Between rounds it’s crucial to regain control of the breath to allow for quick recovery. Algieri's breathing practices help put him in a zen state, so he can reenter the ring calm and refreshed.
During a bout, the body goes into fight-or-flight mode, raising adrenaline and cortisol levels, heightening the senses and desensitizing the body’s ability to experience pain.

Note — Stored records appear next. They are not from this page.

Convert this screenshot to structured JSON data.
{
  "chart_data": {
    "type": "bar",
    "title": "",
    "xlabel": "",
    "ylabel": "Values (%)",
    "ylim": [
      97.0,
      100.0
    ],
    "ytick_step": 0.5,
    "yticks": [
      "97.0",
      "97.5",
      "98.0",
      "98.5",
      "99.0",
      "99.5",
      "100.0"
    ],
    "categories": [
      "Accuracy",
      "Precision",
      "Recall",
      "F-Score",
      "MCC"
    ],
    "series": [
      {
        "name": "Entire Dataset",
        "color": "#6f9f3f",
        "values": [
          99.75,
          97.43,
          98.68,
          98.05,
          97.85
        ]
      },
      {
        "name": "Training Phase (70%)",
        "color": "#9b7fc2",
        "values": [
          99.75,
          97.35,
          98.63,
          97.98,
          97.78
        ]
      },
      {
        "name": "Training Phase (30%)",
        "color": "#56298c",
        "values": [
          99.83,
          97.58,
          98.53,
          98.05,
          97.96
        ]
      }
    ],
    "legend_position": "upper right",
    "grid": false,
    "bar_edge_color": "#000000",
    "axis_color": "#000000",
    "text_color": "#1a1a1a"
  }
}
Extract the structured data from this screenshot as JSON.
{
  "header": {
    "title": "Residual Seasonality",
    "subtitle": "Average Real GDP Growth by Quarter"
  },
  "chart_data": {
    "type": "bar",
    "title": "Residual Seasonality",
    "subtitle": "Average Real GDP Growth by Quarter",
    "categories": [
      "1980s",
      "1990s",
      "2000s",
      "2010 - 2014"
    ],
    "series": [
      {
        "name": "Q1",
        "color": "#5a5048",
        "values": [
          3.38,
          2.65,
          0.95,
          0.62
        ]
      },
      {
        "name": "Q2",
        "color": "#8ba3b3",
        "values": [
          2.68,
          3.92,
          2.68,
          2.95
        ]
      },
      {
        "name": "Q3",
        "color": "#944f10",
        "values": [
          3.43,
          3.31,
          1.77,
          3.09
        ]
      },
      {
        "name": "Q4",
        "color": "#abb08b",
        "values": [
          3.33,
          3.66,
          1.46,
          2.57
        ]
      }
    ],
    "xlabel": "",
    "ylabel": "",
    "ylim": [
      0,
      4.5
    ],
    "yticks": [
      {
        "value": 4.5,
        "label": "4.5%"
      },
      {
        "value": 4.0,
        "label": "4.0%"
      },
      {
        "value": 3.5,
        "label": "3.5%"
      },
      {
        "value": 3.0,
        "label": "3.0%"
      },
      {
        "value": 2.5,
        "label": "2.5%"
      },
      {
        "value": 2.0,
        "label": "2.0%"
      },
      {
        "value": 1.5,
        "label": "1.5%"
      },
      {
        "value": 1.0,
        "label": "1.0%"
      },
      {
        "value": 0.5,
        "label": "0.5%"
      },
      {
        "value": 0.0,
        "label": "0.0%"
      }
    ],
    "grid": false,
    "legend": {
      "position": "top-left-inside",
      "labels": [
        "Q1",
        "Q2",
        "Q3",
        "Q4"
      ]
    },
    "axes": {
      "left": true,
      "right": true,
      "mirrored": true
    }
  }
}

A boxer competes in peak physical condition to withstand the trauma of repetitive strikes, but once the adrenaline rush is over, the pain will inevitably set in — sometimes not until hours later.
In an attempt to find some relief, Algieri will often meditate on his physical pain, using his breath as an awareness tool for post-fight self-assessment.
Algieri's lifelong dedication to martial arts naturally led to studying Eastern religions and philosophies. But when asked whether or not he was a spiritual person, he simply replied, “I find myself looking inward often.”
His thirst for knowledge extends to a passion for nutrition — with several sports nutrition certifications and a Masters degree in Clinical Nutrition from New York Institute of Technology. Yoga, meditation and nutrition are Algieri’s wellness trifecta for success.